A bióloga Mayá Schwade explica que as florestas tropicais têm várias espécies dependentes da polinização. “A polinização pelo vento quase não existe nesses locais. Muitas espécies dependem dessa interação. E como é que ocorre essa polinização? O animal vai atrás de um recurso, por exemplo o néctar, o pólen, ou alguma resina que ele utiliza na reprodução. Quando ele toca as partes de uma flor ele pode estar fazendo a polinização. Algumas plantas são muito dependentes deste processo porque elas precisam de mais de um indivíduo para que ocorra essa troca de gametas. Ela precisa de um agente que faça isso. As florestas tropicais tem indivíduos muito espalhados. Então ela precisa de um agente que leve esse pólen para que ocorra a polinização.”

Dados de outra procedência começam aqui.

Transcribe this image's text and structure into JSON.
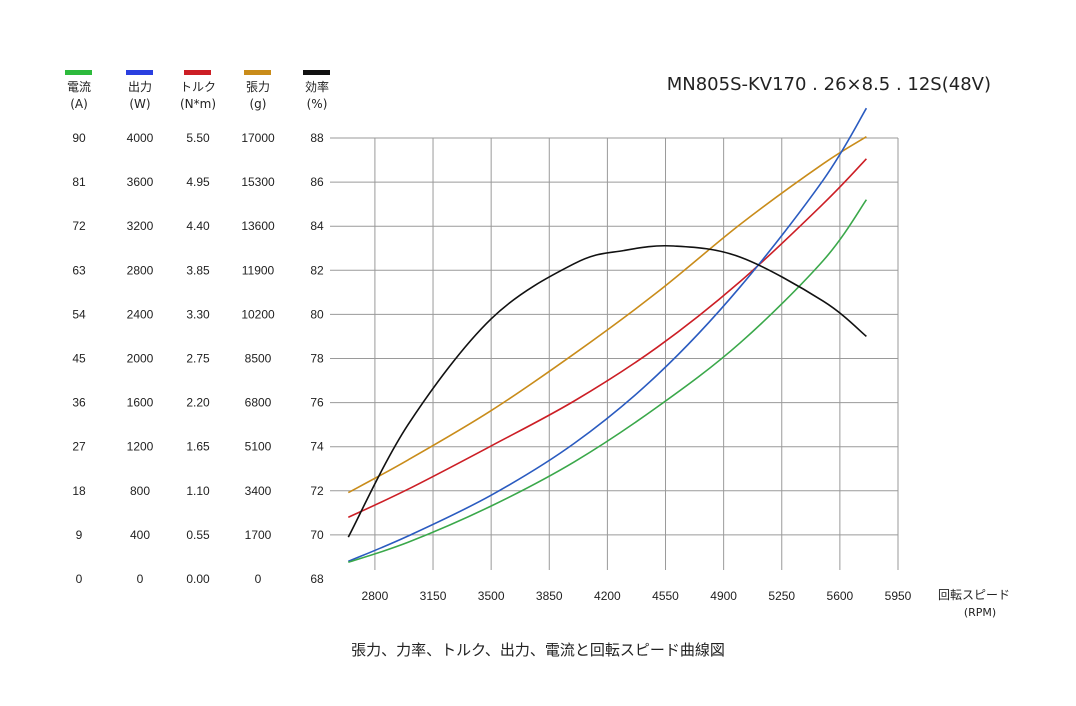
{
  "chart_data": {
    "type": "line",
    "title": "MN805S-KV170 . 26×8.5 . 12S(48V)",
    "caption": "張力、力率、トルク、出力、電流と回転スピード曲線図",
    "xlabel": "回転スピード",
    "xunit": "(RPM)",
    "x_ticks": [
      "2800",
      "3150",
      "3500",
      "3850",
      "4200",
      "4550",
      "4900",
      "5250",
      "5600",
      "5950"
    ],
    "xlim": [
      2650,
      5950
    ],
    "grid": true,
    "axes": [
      {
        "key": "current",
        "name": "電流",
        "unit": "(A)",
        "color": "#2dba3c",
        "ticks": [
          "0",
          "9",
          "18",
          "27",
          "36",
          "45",
          "54",
          "63",
          "72",
          "81",
          "90"
        ],
        "ylim": [
          0,
          90
        ]
      },
      {
        "key": "power",
        "name": "出力",
        "unit": "(W)",
        "color": "#2a3fe0",
        "ticks": [
          "0",
          "400",
          "800",
          "1200",
          "1600",
          "2000",
          "2400",
          "2800",
          "3200",
          "3600",
          "4000"
        ],
        "ylim": [
          0,
          4000
        ]
      },
      {
        "key": "torque",
        "name": "トルク",
        "unit": "(N*m)",
        "color": "#cc1e25",
        "ticks": [
          "0.00",
          "0.55",
          "1.10",
          "1.65",
          "2.20",
          "2.75",
          "3.30",
          "3.85",
          "4.40",
          "4.95",
          "5.50"
        ],
        "ylim": [
          0,
          5.5
        ]
      },
      {
        "key": "thrust",
        "name": "張力",
        "unit": "(g)",
        "color": "#c98c1a",
        "ticks": [
          "0",
          "1700",
          "3400",
          "5100",
          "6800",
          "8500",
          "10200",
          "11900",
          "13600",
          "15300",
          "17000"
        ],
        "ylim": [
          0,
          17000
        ]
      },
      {
        "key": "efficiency",
        "name": "効率",
        "unit": "(%)",
        "color": "#111111",
        "ticks": [
          "68",
          "70",
          "72",
          "74",
          "76",
          "78",
          "80",
          "82",
          "84",
          "86",
          "88"
        ],
        "ylim": [
          68,
          88
        ]
      }
    ],
    "series": [
      {
        "name": "張力",
        "axis": "thrust",
        "color": "#c98c1a",
        "points": [
          [
            2640,
            3330
          ],
          [
            3000,
            4590
          ],
          [
            3500,
            6490
          ],
          [
            4000,
            8680
          ],
          [
            4500,
            11050
          ],
          [
            5000,
            13670
          ],
          [
            5500,
            16010
          ],
          [
            5760,
            17050
          ]
        ]
      },
      {
        "name": "トルク",
        "axis": "torque",
        "color": "#cc1e25",
        "points": [
          [
            2640,
            0.77
          ],
          [
            3000,
            1.12
          ],
          [
            3500,
            1.66
          ],
          [
            4000,
            2.22
          ],
          [
            4500,
            2.89
          ],
          [
            5000,
            3.71
          ],
          [
            5500,
            4.68
          ],
          [
            5760,
            5.24
          ]
        ]
      },
      {
        "name": "出力",
        "axis": "power",
        "color": "#2a5bc0",
        "points": [
          [
            2640,
            160
          ],
          [
            3000,
            390
          ],
          [
            3500,
            760
          ],
          [
            4000,
            1230
          ],
          [
            4500,
            1850
          ],
          [
            5000,
            2650
          ],
          [
            5500,
            3620
          ],
          [
            5760,
            4270
          ]
        ]
      },
      {
        "name": "電流",
        "axis": "current",
        "color": "#3aa84a",
        "points": [
          [
            2640,
            3.4
          ],
          [
            3000,
            7.5
          ],
          [
            3500,
            14.9
          ],
          [
            4000,
            23.9
          ],
          [
            4500,
            35.1
          ],
          [
            5000,
            48.2
          ],
          [
            5500,
            65.0
          ],
          [
            5760,
            77.4
          ]
        ]
      },
      {
        "name": "効率",
        "axis": "efficiency",
        "color": "#111111",
        "points": [
          [
            2640,
            69.9
          ],
          [
            3000,
            75.0
          ],
          [
            3500,
            79.8
          ],
          [
            4000,
            82.3
          ],
          [
            4300,
            82.9
          ],
          [
            4600,
            83.1
          ],
          [
            5000,
            82.6
          ],
          [
            5500,
            80.6
          ],
          [
            5760,
            79.0
          ]
        ]
      }
    ]
  }
}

Como observa João do Mel, um dos mais antigos produtores de mel de Belterra, “tem muitas frutas que não estão produzindo direito. Você sabe que quem faz a polinização na semente da madeira nobre, são as abelhas sem ferrão. Porque as abelhas sem ferrão vão mais na florada alta, Aqui eu já plantei uma faixa de quase três mil árvores mas não é suficiente por causa do veneno que vem no vento.”
Marcus Bezerra, da comunidade Portão de Belterra, é apicultor e cria apis mellifera. Segundo ele, a abelha se contamina nas plantações de soja: “quando a soja flora, a abelha vai aonde tem flor e ela não chega a identificar que aquela flor está com veneno. Então ela tira o néctar daquela flor e leva pra colmeia, e lá na colmeia é que ela vai morrer e também prejudicar todo o ninho.”

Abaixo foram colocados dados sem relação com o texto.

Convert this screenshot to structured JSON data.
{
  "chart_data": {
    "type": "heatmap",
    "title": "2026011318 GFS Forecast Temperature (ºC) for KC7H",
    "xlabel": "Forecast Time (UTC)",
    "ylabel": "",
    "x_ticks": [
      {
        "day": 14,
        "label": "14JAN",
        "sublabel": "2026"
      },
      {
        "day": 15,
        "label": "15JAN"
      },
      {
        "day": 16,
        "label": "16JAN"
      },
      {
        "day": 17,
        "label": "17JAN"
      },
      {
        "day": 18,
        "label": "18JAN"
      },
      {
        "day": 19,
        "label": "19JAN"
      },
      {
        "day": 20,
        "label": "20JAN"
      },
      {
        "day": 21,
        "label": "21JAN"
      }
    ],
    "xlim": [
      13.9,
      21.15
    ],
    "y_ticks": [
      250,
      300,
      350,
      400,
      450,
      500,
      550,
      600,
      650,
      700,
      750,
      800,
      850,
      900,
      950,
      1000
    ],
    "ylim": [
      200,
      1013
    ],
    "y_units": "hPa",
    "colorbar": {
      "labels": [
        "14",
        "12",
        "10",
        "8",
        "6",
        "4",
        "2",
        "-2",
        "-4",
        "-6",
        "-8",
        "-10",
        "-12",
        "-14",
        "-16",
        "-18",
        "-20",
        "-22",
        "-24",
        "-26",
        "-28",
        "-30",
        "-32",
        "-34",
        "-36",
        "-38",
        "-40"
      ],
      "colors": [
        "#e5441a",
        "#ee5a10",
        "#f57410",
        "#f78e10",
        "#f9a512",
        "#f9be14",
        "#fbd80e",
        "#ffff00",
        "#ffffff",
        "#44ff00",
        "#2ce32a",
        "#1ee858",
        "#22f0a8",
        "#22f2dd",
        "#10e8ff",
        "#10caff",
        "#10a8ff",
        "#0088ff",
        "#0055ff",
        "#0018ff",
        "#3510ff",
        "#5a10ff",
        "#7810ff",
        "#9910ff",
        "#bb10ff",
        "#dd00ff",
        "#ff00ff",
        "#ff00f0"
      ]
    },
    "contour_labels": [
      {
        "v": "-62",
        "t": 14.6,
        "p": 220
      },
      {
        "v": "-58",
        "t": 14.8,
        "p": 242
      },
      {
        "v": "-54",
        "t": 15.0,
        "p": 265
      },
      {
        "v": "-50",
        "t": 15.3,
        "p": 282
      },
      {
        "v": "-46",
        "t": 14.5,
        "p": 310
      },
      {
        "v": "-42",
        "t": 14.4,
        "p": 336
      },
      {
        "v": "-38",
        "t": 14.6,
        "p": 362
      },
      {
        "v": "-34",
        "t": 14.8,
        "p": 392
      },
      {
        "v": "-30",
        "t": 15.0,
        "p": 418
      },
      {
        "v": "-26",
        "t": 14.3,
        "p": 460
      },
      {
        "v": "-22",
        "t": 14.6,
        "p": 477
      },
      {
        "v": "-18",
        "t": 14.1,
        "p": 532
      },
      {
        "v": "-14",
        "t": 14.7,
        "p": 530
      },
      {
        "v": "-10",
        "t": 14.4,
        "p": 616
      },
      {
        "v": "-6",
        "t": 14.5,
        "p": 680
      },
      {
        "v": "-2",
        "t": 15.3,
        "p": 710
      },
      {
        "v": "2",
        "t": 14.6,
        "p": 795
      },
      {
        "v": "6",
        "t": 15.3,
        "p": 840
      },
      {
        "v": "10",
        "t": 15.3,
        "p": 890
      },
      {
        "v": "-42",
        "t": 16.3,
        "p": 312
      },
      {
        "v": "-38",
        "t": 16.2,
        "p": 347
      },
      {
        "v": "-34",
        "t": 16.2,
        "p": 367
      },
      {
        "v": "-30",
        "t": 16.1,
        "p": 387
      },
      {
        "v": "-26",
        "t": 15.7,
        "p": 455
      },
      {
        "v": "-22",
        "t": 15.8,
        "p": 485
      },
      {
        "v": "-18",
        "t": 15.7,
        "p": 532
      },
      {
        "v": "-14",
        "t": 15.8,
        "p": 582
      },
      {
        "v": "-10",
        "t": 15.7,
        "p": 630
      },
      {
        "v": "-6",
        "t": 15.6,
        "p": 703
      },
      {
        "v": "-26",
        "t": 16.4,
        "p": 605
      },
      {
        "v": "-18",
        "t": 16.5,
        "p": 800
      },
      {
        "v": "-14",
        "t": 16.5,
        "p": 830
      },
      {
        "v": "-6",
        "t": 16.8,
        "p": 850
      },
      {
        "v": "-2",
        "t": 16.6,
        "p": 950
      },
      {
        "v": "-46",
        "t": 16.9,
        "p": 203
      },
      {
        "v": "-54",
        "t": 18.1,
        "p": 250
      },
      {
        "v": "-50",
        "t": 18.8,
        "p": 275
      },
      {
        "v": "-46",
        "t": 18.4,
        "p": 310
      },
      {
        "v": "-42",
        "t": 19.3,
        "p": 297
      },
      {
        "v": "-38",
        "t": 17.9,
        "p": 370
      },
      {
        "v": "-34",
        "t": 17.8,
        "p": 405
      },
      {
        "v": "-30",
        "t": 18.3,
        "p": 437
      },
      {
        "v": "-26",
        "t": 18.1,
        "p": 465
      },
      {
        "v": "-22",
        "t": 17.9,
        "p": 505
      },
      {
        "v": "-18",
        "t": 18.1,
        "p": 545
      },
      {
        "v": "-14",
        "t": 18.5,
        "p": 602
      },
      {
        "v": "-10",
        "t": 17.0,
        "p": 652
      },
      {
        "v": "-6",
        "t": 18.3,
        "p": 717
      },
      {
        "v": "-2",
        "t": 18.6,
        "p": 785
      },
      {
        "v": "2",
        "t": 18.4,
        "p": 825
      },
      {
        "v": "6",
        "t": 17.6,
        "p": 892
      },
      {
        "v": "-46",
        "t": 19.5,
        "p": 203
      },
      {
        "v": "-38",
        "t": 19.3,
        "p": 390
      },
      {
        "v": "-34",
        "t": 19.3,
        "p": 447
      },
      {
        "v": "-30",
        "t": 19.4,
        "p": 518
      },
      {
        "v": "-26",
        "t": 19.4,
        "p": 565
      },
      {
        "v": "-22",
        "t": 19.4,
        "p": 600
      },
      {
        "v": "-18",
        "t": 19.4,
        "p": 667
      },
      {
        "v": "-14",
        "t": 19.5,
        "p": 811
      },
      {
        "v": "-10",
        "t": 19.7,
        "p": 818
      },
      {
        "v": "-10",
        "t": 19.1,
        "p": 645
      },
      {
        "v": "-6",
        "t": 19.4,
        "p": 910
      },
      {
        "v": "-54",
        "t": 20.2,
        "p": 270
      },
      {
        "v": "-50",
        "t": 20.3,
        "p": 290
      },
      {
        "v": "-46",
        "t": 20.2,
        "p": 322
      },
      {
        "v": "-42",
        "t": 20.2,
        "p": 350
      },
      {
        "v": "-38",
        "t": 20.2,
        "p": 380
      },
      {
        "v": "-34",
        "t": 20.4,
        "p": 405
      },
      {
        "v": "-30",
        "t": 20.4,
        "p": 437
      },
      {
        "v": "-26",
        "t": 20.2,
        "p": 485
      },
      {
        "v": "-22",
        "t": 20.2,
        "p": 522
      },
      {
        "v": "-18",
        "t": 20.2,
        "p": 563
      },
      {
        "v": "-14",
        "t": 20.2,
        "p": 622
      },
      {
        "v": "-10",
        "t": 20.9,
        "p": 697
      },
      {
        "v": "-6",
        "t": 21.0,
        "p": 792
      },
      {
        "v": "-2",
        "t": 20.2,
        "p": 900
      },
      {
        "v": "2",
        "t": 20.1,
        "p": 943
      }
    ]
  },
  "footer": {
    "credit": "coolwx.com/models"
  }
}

Mas nem sempre foi assim. Marcus recorda que “há dez anos, tinha roça, mas era roça de pequeno agricultor, que não usava tanto agrotóxico, não tinha plantação de soja numa grande quantidade, era pequena. Só que hoje em dia, do lado do apiário, norte, sul, leste, oeste, tudo é plantação de soja.”
O desaparecimento das abelhas, segundo Maya, acontece também em outros países. “Existe um colapso das colmeias em várias partes do mundo.Um dos principais fatores é justamente o uso de pesticidas, de herbicidas que afetam essas abelhas. Mas não só isso. As monoculturas, as grandes extensões de plantios, elas removem uma biodiversidade muito grande, uma grande quantidade de espécies de plantas e também de locais de nidificação. As abelhas tem vários locais que elas podem ter ninhos, dependendo da espécie, pode ser no chão, pode ser num oco, se a gente remove essa biodiversidade a gente vai também fazer com que decline a quantidade de núcleos e as abelhas precisam também estar trocando a variedade genética.”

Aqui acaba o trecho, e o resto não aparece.